Joseph W. Bartlett, Special Counsel, McCarter & English LLP, Co-Founder of VCExperts

McCarter & English LLP

2002-08-02


Nonqualified stock options (NSOs) are "nonqualified" in the sense that they do not meet the requirements of §422. Unlike incentive stock options, the holder will realize ordinary income upon exercise equal to the excess of the fair market value of the stock received (as of the date such stock is free of substantial risk of forfeiture or becomes transferable, according to §83 of the Code) over the value of the consideration paid. Without incurring cash expense, the employer will be entitled to a business-expense deduction equal to the amount of compensation taxable to the employee. The holder's compensation is not a tax-preference item for purposes of the alternative minimum tax. The employer will have a charge against its earnings if, as of the date of grant, the fair market value of the shares subject to the option exceeds the exercise price.

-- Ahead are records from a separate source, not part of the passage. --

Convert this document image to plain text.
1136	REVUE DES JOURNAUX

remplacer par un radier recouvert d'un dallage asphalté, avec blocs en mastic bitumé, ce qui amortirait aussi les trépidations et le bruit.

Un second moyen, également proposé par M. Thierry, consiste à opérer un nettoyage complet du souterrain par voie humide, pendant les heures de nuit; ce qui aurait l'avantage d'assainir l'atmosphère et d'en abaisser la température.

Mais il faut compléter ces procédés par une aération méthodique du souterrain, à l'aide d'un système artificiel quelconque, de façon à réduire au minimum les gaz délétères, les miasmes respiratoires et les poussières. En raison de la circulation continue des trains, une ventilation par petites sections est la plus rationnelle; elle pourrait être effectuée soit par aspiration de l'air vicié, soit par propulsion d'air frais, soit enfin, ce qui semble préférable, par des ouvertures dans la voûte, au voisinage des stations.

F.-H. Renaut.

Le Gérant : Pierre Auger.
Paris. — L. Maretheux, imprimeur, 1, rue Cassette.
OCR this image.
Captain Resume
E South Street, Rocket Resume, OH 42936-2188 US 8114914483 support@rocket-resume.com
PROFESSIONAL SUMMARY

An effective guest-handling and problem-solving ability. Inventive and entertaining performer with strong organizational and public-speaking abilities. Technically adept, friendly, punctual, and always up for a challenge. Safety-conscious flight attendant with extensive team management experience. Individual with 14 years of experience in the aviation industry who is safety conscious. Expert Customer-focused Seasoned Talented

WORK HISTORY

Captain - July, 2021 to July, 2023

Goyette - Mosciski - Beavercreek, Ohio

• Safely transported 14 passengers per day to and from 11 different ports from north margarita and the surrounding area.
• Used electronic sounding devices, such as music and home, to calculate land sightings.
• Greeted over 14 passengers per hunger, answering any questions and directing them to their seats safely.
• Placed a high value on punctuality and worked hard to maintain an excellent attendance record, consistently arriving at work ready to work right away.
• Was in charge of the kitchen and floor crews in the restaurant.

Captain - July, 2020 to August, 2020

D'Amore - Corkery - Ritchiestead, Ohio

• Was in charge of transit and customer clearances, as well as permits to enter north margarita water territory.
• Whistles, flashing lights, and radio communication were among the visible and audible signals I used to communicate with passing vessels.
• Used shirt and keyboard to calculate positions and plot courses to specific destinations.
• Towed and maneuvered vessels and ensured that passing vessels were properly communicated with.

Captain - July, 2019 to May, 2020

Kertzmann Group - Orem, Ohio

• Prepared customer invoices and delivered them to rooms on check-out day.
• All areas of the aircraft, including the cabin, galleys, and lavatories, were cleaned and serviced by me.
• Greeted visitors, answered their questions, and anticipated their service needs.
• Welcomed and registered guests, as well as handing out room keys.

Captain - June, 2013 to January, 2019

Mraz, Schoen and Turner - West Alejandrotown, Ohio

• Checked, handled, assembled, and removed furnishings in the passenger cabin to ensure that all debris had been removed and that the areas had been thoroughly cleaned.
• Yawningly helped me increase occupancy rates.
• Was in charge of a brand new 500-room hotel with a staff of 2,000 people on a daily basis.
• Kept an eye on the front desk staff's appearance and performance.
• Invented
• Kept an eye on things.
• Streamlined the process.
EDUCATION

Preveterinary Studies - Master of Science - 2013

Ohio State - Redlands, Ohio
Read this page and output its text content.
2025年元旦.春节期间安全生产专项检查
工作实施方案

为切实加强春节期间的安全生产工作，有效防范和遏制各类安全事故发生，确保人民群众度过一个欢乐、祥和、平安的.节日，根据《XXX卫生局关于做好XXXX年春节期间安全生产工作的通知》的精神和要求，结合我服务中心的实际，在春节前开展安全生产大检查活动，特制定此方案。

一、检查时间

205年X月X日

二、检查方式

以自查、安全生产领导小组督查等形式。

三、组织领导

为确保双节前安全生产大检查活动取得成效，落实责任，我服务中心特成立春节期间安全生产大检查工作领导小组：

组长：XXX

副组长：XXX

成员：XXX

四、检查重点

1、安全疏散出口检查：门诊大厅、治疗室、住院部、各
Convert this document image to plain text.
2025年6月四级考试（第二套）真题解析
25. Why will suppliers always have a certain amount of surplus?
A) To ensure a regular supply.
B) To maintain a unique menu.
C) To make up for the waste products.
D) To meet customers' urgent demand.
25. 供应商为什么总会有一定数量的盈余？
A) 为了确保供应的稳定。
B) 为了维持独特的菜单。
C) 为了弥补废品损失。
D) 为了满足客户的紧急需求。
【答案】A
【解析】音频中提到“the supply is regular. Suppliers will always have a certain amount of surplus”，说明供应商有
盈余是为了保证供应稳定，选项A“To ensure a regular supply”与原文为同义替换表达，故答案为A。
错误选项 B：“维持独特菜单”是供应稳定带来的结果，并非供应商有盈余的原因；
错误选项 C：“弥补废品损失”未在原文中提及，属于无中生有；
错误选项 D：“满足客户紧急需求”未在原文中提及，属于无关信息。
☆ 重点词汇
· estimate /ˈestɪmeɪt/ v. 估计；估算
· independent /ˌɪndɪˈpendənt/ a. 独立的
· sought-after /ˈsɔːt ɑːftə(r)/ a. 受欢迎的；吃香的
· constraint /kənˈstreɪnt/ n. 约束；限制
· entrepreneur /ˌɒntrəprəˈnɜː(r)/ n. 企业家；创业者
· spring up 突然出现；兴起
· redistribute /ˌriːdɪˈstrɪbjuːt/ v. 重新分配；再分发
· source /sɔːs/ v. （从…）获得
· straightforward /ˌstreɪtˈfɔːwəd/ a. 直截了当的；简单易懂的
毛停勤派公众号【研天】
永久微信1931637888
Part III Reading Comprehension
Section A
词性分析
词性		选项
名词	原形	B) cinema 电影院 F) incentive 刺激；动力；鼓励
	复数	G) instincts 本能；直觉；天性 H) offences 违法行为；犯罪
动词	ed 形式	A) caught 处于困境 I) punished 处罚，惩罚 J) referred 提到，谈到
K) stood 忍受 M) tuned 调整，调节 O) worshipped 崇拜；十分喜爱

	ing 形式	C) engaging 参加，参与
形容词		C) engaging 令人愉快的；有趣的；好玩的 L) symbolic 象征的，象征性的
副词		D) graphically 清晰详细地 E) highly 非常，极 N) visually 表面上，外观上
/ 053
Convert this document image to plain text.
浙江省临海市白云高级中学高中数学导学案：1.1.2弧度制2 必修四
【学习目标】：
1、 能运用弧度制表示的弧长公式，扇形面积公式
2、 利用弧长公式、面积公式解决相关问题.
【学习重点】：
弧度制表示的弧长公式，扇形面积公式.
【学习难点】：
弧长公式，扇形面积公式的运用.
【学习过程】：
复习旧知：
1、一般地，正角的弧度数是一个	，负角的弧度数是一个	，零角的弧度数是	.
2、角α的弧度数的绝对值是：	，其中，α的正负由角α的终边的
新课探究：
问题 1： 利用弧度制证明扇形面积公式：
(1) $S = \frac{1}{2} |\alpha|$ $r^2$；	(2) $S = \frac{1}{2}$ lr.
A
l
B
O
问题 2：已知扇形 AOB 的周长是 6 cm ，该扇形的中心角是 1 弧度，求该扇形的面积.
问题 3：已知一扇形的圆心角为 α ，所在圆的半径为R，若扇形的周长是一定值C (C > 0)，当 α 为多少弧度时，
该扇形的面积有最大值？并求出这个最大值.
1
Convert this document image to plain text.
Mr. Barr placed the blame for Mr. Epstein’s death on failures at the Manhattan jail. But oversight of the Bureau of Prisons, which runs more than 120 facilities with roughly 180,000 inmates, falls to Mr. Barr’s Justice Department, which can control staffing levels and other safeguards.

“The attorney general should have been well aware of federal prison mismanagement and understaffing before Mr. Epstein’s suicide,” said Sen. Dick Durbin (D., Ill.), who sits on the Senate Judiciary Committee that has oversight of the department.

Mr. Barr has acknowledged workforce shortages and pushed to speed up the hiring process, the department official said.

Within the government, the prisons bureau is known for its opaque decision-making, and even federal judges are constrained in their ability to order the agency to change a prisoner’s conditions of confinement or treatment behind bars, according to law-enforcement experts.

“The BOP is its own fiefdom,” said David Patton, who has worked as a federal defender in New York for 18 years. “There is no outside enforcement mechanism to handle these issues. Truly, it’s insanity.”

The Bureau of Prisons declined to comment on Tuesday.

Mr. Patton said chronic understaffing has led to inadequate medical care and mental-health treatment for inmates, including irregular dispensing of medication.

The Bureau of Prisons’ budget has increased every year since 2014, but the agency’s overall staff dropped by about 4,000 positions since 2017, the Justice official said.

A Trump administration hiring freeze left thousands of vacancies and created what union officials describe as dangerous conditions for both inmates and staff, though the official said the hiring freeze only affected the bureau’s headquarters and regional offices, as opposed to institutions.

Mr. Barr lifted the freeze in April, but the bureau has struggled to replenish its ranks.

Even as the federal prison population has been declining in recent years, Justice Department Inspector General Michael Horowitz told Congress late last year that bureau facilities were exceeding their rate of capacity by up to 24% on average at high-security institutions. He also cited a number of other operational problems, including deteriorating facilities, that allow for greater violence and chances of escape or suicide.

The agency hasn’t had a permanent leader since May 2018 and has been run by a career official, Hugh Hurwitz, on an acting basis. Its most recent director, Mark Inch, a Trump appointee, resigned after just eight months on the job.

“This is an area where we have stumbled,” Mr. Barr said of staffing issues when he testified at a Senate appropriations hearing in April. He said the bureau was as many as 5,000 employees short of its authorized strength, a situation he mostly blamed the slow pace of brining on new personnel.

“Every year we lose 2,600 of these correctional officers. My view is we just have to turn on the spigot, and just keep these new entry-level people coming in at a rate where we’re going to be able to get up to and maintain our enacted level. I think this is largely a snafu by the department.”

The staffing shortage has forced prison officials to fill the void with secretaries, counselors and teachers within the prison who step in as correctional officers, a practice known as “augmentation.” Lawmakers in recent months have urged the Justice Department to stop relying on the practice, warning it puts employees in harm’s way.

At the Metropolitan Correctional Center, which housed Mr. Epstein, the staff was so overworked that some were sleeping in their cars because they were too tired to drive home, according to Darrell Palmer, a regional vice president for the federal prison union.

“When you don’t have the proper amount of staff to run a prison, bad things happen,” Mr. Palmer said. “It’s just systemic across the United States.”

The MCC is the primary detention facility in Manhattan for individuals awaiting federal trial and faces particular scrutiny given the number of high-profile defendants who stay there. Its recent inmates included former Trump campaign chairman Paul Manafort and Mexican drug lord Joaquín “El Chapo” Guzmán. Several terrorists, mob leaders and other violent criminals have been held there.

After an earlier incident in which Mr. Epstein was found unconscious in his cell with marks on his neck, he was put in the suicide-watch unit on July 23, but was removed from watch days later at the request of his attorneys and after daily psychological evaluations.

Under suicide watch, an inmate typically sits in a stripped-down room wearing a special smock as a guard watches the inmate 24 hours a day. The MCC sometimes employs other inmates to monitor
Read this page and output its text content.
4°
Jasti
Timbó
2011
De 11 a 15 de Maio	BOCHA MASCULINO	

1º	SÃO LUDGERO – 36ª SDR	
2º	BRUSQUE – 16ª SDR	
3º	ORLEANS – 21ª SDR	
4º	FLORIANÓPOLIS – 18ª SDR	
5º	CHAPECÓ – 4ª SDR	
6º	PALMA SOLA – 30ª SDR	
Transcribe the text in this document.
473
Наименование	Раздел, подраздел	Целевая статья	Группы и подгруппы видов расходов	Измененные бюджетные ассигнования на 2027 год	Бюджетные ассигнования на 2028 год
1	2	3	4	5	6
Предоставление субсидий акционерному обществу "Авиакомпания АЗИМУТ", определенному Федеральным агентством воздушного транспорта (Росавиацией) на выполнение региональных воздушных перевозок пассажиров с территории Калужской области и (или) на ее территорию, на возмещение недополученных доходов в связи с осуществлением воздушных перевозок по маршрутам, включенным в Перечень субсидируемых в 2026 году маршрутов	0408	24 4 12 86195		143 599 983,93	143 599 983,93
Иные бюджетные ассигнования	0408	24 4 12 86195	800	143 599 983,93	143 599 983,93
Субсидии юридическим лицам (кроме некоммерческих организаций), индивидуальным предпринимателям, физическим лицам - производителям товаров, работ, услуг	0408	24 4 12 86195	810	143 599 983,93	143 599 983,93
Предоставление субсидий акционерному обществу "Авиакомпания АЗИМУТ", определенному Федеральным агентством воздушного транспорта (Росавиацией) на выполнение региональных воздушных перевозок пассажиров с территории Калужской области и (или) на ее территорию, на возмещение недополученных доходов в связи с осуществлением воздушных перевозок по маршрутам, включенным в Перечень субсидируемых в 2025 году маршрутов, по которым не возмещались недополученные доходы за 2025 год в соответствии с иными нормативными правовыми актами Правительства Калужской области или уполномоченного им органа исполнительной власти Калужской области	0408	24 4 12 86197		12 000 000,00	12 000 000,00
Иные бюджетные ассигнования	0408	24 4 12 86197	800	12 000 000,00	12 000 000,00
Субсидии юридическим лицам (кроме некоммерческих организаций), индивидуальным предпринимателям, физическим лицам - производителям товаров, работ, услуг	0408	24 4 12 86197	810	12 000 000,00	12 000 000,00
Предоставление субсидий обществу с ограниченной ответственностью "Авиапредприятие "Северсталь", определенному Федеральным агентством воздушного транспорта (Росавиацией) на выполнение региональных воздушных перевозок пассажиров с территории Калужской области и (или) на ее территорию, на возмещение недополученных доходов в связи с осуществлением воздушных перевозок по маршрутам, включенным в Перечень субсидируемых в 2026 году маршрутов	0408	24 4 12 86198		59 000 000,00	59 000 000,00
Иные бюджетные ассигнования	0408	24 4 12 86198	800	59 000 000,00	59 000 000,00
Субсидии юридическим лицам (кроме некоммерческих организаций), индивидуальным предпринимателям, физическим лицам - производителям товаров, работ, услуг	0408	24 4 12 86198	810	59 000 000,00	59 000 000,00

With the advent of Internal Revenue Code Section 409A, non-qualified stock options are no longer issued if the exercise price is below fair market value. See employee options, ISOs and NSOs or Non-Quals, must be issued at exercise prices equivalent to fair value. Incentive stock options become NSOs if, as often happens, the grantee elects to exercise and sell contemporaneously, "cashless exercise," because he does not want the risk of a one year hold.